Figure 4 Sinomenine upregulates autophagy in bone marrow mesenchymal stromal cells through the phosphatidylinositol 3-kinase/AKT/mammalian target of the rapamycin pathway. A-D: Protein levels of SQSTM, BECN1 and LC3B II/LC3B I after sinomenine (SIN) treatment (12 h); E and F: Quantitative analysis of the average fluorescence intensity of LC3B; G and H: BECN1 and SQSTM mRNA levels after SIN and 3-methyladenine (3-MA) treatment (12 h); I-K: Protein levels of phosphatidylinositol 3-kinase and AKT and mammalian target of the rapamycin phosphorylation levels after SIN and 3-MA treatment (12 h). n = 3 per group. Values are shown as the means ± SD. ^aP < 0.05, ^bP < 0.01, all data were normalized relative to the sham bone marrow mesenchymal stromal cell group. OVX: Ovariectomized; SIN: Sinomenine; 3-MA: 3-methyladenine; BMSC: Bone marrow mesenchymal stromal cell; mTOR: Mammalian target of the rapamycin.

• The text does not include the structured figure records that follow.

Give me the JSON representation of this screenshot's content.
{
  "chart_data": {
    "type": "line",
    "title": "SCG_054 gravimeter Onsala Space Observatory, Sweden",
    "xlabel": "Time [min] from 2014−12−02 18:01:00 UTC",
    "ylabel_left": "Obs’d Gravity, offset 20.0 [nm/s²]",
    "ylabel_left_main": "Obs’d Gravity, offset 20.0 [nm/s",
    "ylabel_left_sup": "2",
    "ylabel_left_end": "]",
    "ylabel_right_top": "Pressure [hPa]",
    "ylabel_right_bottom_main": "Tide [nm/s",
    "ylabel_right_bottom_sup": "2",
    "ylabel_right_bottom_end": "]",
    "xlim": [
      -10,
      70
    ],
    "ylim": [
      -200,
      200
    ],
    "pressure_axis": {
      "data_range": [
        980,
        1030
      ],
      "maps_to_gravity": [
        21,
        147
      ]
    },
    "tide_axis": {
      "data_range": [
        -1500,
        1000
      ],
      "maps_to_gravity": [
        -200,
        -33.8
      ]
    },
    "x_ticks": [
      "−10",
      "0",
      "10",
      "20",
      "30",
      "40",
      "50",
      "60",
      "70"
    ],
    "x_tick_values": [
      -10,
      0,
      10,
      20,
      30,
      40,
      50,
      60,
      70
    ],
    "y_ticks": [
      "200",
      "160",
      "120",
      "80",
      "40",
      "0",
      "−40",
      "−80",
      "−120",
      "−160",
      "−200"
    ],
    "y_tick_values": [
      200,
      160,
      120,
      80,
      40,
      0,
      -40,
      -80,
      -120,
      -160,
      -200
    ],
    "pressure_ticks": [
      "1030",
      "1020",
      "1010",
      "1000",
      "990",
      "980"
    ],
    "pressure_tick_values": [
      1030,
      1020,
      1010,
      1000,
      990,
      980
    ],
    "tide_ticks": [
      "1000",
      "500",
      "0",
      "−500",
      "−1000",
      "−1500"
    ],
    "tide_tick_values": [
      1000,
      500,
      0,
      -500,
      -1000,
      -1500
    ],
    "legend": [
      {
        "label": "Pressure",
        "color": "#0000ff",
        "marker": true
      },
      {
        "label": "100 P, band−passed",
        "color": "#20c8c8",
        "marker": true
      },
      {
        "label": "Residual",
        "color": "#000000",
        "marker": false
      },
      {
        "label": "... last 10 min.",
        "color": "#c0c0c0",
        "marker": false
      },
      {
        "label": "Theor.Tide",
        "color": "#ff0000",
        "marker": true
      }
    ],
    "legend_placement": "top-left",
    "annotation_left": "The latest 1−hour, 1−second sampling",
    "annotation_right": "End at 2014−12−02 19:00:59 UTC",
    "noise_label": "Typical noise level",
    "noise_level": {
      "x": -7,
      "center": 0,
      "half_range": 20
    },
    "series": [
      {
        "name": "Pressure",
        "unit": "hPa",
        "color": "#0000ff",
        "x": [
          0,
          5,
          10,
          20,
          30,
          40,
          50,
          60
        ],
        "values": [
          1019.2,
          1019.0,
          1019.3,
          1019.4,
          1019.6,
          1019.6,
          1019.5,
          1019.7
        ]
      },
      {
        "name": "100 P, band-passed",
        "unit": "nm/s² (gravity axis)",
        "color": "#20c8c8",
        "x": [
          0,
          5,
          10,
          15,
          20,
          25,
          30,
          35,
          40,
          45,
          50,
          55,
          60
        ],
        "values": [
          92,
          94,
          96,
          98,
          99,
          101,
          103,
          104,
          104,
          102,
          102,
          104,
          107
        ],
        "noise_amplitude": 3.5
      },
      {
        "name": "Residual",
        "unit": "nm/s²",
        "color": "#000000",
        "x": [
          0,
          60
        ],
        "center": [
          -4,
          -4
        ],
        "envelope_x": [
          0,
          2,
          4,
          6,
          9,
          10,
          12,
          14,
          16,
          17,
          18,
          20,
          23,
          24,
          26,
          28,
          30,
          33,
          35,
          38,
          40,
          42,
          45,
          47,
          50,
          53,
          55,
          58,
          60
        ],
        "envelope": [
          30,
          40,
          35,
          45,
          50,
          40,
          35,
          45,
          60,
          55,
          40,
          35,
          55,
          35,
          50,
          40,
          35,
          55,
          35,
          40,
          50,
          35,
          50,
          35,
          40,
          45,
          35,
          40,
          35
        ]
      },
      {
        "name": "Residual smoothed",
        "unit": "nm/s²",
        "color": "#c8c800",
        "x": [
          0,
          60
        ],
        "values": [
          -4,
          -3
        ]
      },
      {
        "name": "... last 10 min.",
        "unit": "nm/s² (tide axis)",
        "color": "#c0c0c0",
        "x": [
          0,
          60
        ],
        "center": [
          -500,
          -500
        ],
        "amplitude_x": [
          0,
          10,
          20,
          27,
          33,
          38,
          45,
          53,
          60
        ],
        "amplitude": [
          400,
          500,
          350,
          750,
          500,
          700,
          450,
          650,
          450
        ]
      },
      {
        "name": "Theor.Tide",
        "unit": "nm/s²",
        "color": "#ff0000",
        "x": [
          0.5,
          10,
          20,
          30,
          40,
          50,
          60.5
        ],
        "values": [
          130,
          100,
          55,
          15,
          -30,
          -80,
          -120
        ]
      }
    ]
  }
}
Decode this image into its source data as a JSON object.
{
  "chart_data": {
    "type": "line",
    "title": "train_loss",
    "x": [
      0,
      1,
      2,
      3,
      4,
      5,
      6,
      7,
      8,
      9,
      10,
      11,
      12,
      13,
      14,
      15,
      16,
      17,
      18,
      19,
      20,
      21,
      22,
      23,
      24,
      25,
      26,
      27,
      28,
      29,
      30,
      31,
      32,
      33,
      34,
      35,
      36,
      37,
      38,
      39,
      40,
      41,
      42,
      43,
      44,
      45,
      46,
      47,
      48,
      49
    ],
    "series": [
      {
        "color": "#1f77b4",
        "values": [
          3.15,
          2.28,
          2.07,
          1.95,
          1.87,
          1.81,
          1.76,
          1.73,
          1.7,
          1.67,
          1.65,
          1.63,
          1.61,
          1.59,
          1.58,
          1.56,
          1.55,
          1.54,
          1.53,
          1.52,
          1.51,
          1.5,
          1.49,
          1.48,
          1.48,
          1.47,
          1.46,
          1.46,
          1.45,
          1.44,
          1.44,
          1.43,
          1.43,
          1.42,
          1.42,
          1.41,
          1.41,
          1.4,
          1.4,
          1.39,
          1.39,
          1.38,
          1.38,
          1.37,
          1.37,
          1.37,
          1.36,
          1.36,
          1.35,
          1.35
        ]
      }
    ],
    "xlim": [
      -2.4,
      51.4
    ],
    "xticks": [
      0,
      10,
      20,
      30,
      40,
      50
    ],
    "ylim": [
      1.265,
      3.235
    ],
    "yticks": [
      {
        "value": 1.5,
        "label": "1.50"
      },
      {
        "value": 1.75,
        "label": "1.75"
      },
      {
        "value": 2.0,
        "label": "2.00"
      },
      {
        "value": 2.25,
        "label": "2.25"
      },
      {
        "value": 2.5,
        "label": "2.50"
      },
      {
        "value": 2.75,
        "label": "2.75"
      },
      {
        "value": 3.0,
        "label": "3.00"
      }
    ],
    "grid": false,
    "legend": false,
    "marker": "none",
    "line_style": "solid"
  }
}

Figure 5 Schematic illustration showing the mechanism by which sinomenine promotes osteogenic differentiation of bone marrow mesenchymal stromal cells through modulation of autophagy. Sinomenine decreased the levels of AKT and mammalian target of the rapamycin (mTOR) phosphorylation in the phosphatidylinositol 3-kinase/AKT/mTOR signaling pathway, and reduced mTOR activation lifted the inhibition of downstream autophagy and increased cellular autophagosomes, which increased the viability and osteogenic differentiation of bone marrow mesenchymal stromal cells. 3-MA: 3-methyladenine; PI3K: Phosphatidylinositol 3-kinase; mTOR: Mammalian target of the rapamycin.